The participants were grouped into three categories based on their activity levels: inactive (no physical activity on a weekly basis), moderately active (at least once a week of moderate exercise), and vigorously active (at least once a week of intense exercise). They were also categorized after each interview as "always inactive," "became inactive," "became active" or "always active."

In addition, researchers had access to their medical records so they could see any health problems and chronic conditions. They took tests to determine their cognitive abilities and mental health, and answered questions about how easy it was for them to complete daily tasks, to judge their level of disability.

Ten percent of the group became active sometime during the study, and 70 percent remained active throughout the study. The rest were either inactive or became inactive.

About 40 percent had developed a long-term health condition, 20 percent were depressed, one-third had some form of disability, and 20 percent experienced cognitive impairment.

However, 20 percent remained healthy agers. Those that maintained regular exercise habits throughout the whole study period were seven times more likely to be a healthy ager compared to those who didn’t work out regularly. Seniors who started working out regularly sometime during the study period were three times more likely to be a healthy ager compared to those who did not.

"Importantly, we demonstrate, for the first time, that participants who remained physically active through follow-up were most likely to age successfully, although participants who took up activity during the follow-up period were also more likely to remain healthy compared with those who were inactive throughout," the authors wrote.

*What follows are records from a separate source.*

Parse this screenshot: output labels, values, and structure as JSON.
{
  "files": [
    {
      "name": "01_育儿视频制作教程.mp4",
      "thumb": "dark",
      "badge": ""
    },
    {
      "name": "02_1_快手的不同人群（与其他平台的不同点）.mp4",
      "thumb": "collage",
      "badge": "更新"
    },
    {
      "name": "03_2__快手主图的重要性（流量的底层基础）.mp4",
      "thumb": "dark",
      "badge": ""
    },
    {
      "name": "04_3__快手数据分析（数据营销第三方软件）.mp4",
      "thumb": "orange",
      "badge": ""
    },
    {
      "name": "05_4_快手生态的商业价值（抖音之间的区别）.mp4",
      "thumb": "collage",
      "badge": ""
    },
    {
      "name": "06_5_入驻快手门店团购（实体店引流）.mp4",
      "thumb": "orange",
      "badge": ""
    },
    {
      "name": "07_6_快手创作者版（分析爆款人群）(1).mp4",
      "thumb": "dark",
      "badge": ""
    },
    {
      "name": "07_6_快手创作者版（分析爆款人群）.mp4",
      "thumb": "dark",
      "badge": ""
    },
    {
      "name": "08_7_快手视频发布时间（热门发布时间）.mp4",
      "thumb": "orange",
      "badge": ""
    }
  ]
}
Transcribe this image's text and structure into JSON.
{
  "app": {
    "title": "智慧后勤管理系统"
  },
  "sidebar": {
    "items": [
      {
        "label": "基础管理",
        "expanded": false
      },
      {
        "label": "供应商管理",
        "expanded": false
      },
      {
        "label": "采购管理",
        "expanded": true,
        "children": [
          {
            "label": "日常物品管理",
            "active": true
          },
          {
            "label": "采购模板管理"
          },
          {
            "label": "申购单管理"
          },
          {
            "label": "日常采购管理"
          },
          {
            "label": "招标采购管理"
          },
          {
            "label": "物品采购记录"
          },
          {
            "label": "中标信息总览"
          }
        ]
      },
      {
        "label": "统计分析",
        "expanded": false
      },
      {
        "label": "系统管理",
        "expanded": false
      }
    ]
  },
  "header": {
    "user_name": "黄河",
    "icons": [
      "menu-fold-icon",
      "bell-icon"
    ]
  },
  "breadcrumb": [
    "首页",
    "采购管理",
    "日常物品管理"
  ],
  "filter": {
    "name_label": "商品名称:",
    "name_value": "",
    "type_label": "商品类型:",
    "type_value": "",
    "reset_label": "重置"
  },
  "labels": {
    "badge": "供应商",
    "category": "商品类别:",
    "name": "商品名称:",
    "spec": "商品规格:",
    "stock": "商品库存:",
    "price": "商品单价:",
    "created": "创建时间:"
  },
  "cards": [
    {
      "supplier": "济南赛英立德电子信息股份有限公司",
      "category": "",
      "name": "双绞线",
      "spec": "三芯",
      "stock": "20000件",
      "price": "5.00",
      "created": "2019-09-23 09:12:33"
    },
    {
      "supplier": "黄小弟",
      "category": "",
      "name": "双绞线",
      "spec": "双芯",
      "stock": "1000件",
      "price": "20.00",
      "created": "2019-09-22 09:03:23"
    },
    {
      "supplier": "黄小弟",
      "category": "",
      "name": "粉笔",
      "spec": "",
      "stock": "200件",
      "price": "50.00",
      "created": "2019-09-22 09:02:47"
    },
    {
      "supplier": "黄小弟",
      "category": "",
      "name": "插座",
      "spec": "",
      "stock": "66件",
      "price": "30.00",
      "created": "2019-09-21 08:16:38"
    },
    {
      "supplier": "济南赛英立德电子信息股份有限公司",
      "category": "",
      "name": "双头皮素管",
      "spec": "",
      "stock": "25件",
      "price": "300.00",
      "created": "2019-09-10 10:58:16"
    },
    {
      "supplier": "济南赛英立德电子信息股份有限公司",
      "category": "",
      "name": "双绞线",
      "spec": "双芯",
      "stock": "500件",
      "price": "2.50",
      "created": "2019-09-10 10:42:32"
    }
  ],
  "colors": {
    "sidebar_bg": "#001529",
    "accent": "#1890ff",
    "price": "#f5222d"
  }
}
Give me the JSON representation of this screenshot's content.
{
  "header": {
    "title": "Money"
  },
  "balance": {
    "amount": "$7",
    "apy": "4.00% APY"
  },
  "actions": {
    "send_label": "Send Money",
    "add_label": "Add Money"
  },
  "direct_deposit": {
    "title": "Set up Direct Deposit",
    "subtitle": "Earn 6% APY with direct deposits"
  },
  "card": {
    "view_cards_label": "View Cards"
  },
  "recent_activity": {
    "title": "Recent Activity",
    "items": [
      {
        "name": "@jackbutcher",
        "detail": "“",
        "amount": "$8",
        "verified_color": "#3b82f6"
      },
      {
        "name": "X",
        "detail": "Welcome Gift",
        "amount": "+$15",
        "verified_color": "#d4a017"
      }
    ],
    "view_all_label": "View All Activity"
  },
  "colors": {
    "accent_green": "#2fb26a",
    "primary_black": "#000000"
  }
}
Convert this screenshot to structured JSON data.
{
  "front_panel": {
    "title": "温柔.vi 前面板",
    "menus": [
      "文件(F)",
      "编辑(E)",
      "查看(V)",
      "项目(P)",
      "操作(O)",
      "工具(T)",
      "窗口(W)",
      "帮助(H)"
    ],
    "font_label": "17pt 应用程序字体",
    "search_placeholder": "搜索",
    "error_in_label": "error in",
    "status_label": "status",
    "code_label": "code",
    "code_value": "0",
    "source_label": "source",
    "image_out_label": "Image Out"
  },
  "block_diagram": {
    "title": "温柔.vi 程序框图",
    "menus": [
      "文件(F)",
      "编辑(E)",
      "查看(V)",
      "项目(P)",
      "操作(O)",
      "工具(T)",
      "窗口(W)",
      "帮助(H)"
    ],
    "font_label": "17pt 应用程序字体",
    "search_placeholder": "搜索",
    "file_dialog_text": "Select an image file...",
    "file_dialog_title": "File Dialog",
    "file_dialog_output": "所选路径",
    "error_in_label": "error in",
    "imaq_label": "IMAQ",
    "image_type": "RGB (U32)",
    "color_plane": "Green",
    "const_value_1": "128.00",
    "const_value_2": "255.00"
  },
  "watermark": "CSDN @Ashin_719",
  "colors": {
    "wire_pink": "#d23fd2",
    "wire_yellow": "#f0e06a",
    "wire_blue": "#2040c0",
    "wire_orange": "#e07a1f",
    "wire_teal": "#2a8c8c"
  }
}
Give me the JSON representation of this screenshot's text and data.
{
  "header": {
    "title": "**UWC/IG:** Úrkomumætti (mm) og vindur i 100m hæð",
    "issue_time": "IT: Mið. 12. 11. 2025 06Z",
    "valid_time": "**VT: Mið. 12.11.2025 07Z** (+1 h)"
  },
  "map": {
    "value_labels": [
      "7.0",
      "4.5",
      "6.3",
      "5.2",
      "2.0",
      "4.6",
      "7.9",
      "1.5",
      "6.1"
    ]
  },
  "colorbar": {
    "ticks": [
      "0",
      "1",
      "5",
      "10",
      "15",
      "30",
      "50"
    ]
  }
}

The study appeared in the British Journal of Sports Medicine on Nov. 25.

The Centers for Disease Control and Prevention recommend that adults over 65 can exercise as long as they are generally fit. The health agency's exercise recommendations per week include 2.5 hours of moderate-intensity aerobic activity, 75 minutes of vigorous-intensity aerobic activity weekly, or a mix of both. In addition, people should do muscle-strengthening activities on two or more days a week.

Eighty percent of American adults don’t get the recommended amount of exercise, however, according to recent research.